Sunday Poster Session
Category: Colon

Anudeep Jala, DO
Jefferson Health
Voorhees, NJ
Rectal neuroendocrine tumors (NETs) are an uncommon type of cancer, accounting for about 1-2% of all rectal malignancies. Their incidence, however, has been rising in recent years. Rectal NETs exhibit a broad spectrum of behavior, ranging from indolent, well differentiated tumors to aggressive, poorly differentiated forms. Clinical presentations are equally variable, with patients experiencing symptoms such as abdominal pain, weight loss, anemia, or remaining entirely asymptomatic. We present a unique case of a rapidly progressing rectal neuroendocrine tumor following a normal screening colonoscopy.
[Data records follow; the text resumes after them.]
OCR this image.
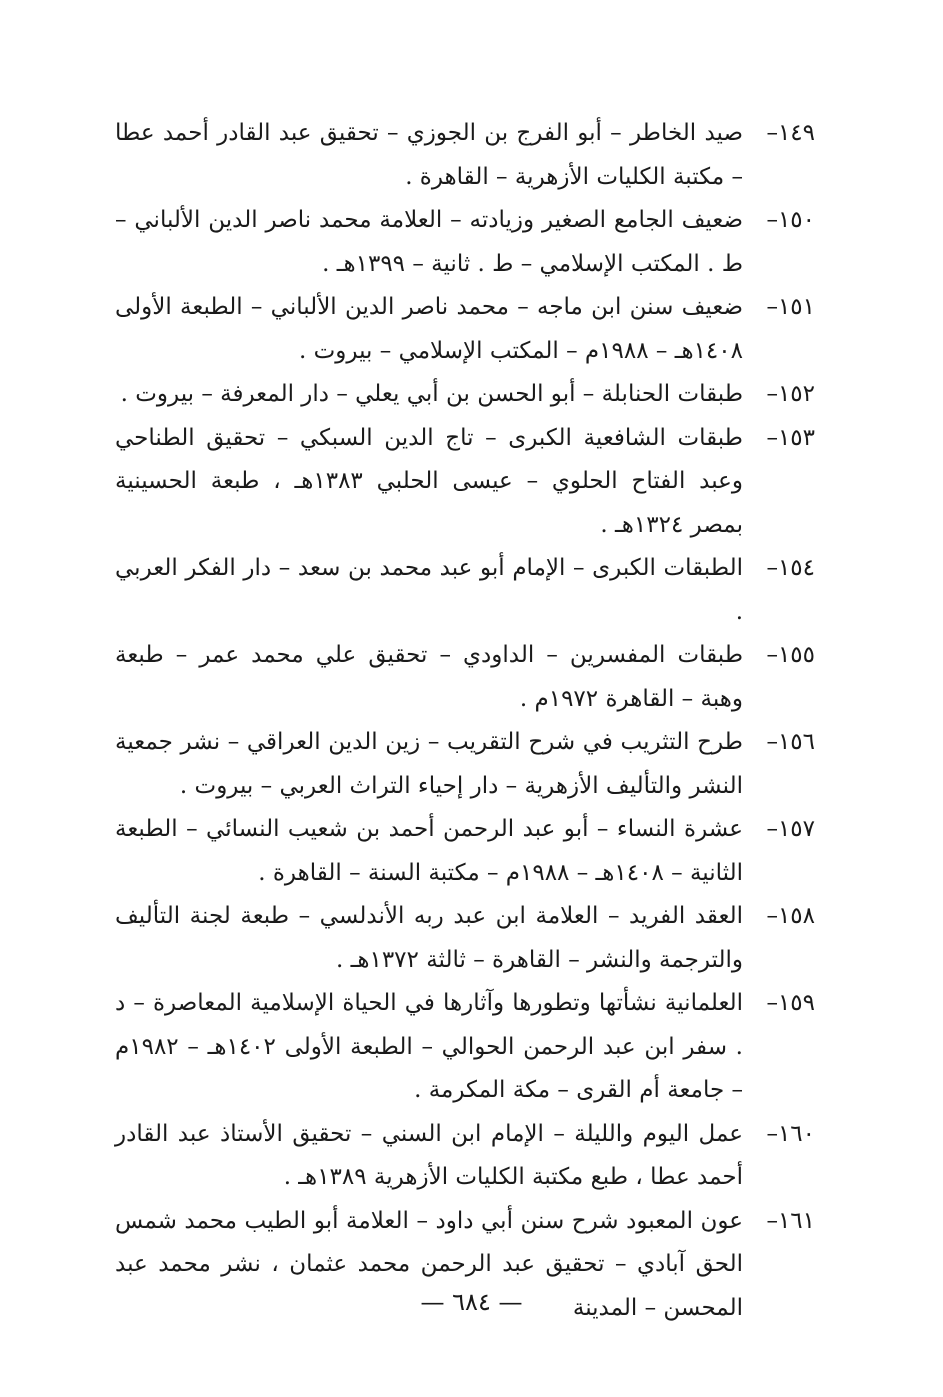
١٤٩–
صيد الخاطر – أبو الفرج بن الجوزي – تحقيق عبد القادر أحمد عطا – مكتبة الكليات الأزهرية – القاهرة .
١٥٠–
ضعيف الجامع الصغير وزيادته – العلامة محمد ناصر الدين الألباني – ط . المكتب الإسلامي – ط . ثانية – ١٣٩٩هـ .
١٥١–
ضعيف سنن ابن ماجه – محمد ناصر الدين الألباني – الطبعة الأولى ١٤٠٨هـ – ١٩٨٨م – المكتب الإسلامي – بيروت .
١٥٢–
طبقات الحنابلة – أبو الحسن بن أبي يعلي – دار المعرفة – بيروت .
١٥٣–
طبقات الشافعية الكبرى – تاج الدين السبكي – تحقيق الطناحي وعبد الفتاح الحلوي – عيسى الحلبي ١٣٨٣هـ ، طبعة الحسينية بمصر ١٣٢٤هـ .
١٥٤–
الطبقات الكبرى – الإمام أبو عبد محمد بن سعد – دار الفكر العربي .
١٥٥–
طبقات المفسرين – الداودي – تحقيق علي محمد عمر – طبعة وهبة – القاهرة ١٩٧٢م .
١٥٦–
طرح التثريب في شرح التقريب – زين الدين العراقي – نشر جمعية النشر والتأليف الأزهرية – دار إحياء التراث العربي – بيروت .
١٥٧–
عشرة النساء – أبو عبد الرحمن أحمد بن شعيب النسائي – الطبعة الثانية – ١٤٠٨هـ – ١٩٨٨م – مكتبة السنة – القاهرة .
١٥٨–
العقد الفريد – العلامة ابن عبد ربه الأندلسي – طبعة لجنة التأليف والترجمة والنشر – القاهرة – ثالثة ١٣٧٢هـ .
١٥٩–
العلمانية نشأتها وتطورها وآثارها في الحياة الإسلامية المعاصرة – د . سفر ابن عبد الرحمن الحوالي – الطبعة الأولى ١٤٠٢هـ – ١٩٨٢م – جامعة أم القرى – مكة المكرمة .
١٦٠–
عمل اليوم والليلة – الإمام ابن السني – تحقيق الأستاذ عبد القادر أحمد عطا ، طبع مكتبة الكليات الأزهرية ١٣٨٩هـ .
١٦١–
عون المعبود شرح سنن أبي داود – العلامة أبو الطيب محمد شمس الحق آبادي – تحقيق عبد الرحمن محمد عثمان ، نشر محمد عبد المحسن – المدينة
— ٦٨٤ —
A 65-year-old male with a past medical history of diabetes, hypertension, and gastroesophageal reflux initially presented to the hospital for concern of right upper quadrant pain and jaundice. Labs notable for total bilirubin 6.8 mg/dL, direct bilirubin 4.2 mg/dL, alkaline phosphatase 258 IU/L, aspartate transferase (AST) 156 IU/L, and alanine aminotransferase (ALT) 167 IU/L. Of note, the patient had recently undergone a colonoscopy a few days prior to presentation for rectal pain and straining with bowel movements. Colonoscopy had noted an infiltrative, ulcerated mass in the distal rectum and biopsies were taken. Importantly, the patient had undergone a screening colonoscopy a year prior which was normal. Computed tomography (CT) scan with intravenous contrast of the abdomen was negative for any biliary obstruction but did demonstrate multiple hypodensities within the liver concerning for metastatic disease. Immunohistochemical staining was positive for CDX2, CK20, and SATB2, consistent with a diagnosis of poorly differentiated neuroendocrine carcinoma. The patient was eventually started with an inpatient chemotherapy regimen of carboplatin and etoposide.
This case highlights the aggressive nature and rapid progression of rectal neuroendocrine tumors, especially poorly differentiated subtypes. Despite a previously normal colonoscopy one year prior, the patient was found to have an advanced, infiltrative rectal mass with early metastatic spread to the liver. This emphasizes the variable nature of NETs, with some remaining indolent while others demonstrate rapid progression. Early detection remains a challenge as recent negative screening cannot fully exclude the possibility of rapidly progressive malignancies. Clinicians should maintain a high index of suspicion in patients with new onset gastrointestinal symptoms even in the setting of recent prior endoscopies.